The aim of this thesis has been to develop two methods that detect degradation in mechanical properties in high-strength steel products due to the phenomena hydrogen embrittlement. Of the two methods, one was supposed to be quick and make a coarse detection within 24 hours, and the other endures longer but gives more precise detection. Both methods should be easy to conduct, do not require advanced equipment, and being able to evaluate specimens of complex geometries. During the project, it has proven to be problematic to develop a method which detects hydrogen embrittlement within 24 hours. With the available equipment it seems like it is not possible to attain satisfying results within that short period of time for constant load test methods. Instead, some sort of accelerated method might be the answer to how to develop a quick test method [18]. Some initial trials were made to conduct the conical wedge test method with stepwise accelerated load. However, satisfying results could not be obtained. The specimens did not fail as expected even though the applied stress was very high. Another problem was that the wedge tended to slip out from its position when the load reached the highest evaluated levels. Perhaps it is advantageous to use a wedge with less inclination or some kind of device which fixes the wedge’s position in order to avoid the problems with the slippery wedge.

Typically for constant load test methods, the testing endures for at least 200 hours [15]. Two of the evaluated constant load tests methods have been detecting hydrogen embrittlement successfully within a week; the triangular wedge test method and the conical wedge test method. In the first-mentioned method, the wedge is hammered into its position. Hammering is not an accurate method since it is problematic to repeat the same wedge insertion position. Another disadvantage with the method is that the stress distribution within the specimen is complex and thus difficult to estimate by theoretical models. Furthermore, the plastic deformation present at the wedge indents may complicate the stress distribution even more. The conical wedge test method has been given the most attention thanks to its better repeatability and the theoretical model which could be established for explaining the stress distribution within the specimens. The method is a further development of the triangular wedge test method which in turn was developed from the principal idea behind the o-ring test [30]. Within a time interval of four days, the conical wedge test method effectively detects enhanced levels of hydrogen as specimens with high hydrogen content fail. However, due to the many influencing factors behind the phenomena hydrogen embrittlement the time to failure results for similar specimens are relatively scattered. Furthermore, 25 % of the specimens with medium hydrogen contents and 8 % of the specimen with the highest hydrogen contents did not fail during the test. These results prove that it is essential to evaluate large numbers of specimens when evaluating hydrogen embrittlement.

Three point bending is a test method known to detect hydrogen embrittlement in high-strength steel [18]. At the Gestamp HardTech facility in Luleå, it has been recognized that pillars with 35 enhanced hydrogen contents have cracked within a couple of days after being bent. Hence, this test method was conducted to achieve reference results to compare with the results from the conical wedge test method. It turned out that the results from the two test methods correlates with each other rather well. None of the evaluated specimens with low hydrogen contents failed in either method. For specimens with medium hydrogen contents, 56,3 % of the tested pillars failed in the bending test while 64,3 % failed in the conical wedge test method. The corresponding numbers for specimens with high hydrogen contents are 75,0 % for the three point bending test and 92,9 % for the conical wedge test method. Accordingly, the conical wedge test method is a more effective test method than the three-point bending test method.

The Audi Q5 and Jaguar X250 pillars were charged with different amounts of hydrogen by altering the process atmosphere in the press-hardening process.

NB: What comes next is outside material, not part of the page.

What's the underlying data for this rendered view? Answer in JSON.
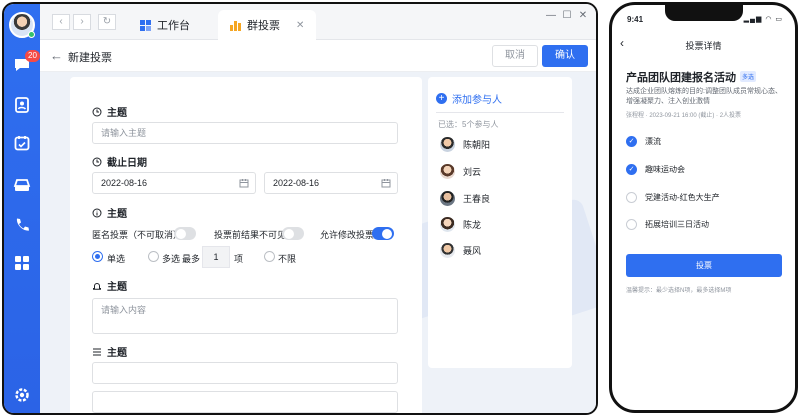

In total three different atmospheres were utilized with the aim of achieving three different levels of hydrogen contents in the steel; low, medium and high. The hydrogen contents measurement show that the use of three different process conditions actually resulted in three different levels of hydrogen contents in the steel. However, the hydrogen contents results were somewhat scattered. The largest deviation was found for specimens with high hydrogen contents as the lowest measured value was 0,67 ppm and the highest 1,63 ppm. Differences of this magnitude aggravate the interpretation of the results from the test methods as the hydrogen content is a critical factor when evaluating hydrogen embrittlement. It is desirable to achieve a more precise distribution of hydrogen contents when charging the steel. The fact that the Audi Q5 and Jaguar X250 pillars were processed in different production lines is a likely explanation for the differences in hydrogen contents. Even though the same atmospheres were utilized in the two production lines, there are several other factors that could have influenced the process conditions in each production line. The material with low, medium and high hydrogen contents were further examined to determine if there are any other differences between the materials except for the hydrogen contents. As expected, the material types have the same micro-structure and hardness. However, the Audi Q5 steel with high hydrogen contents had a hardness of 530,7 HV while the other values were around 500 HV. One possible explanation might be that the material with the highest hardness had enhanced levels of carbon contents. When the hydrogen contents are associated with the results from the conical wedge test, a hydrogen contents threshold limit can be seen below which delayed fracture does not occur. This limit is somewhere around 0,40 ppm of diffusible hydrogen. Earlier experience and recommendations at Gestamp HardTech have shown that this limit lies around 0,30 ppm for the USIBOR 1500P steel. Unfortunately, the two limit values of 0,40 and 0,30 ppm cannot be compared with each other in this context because they have been measured with different methods.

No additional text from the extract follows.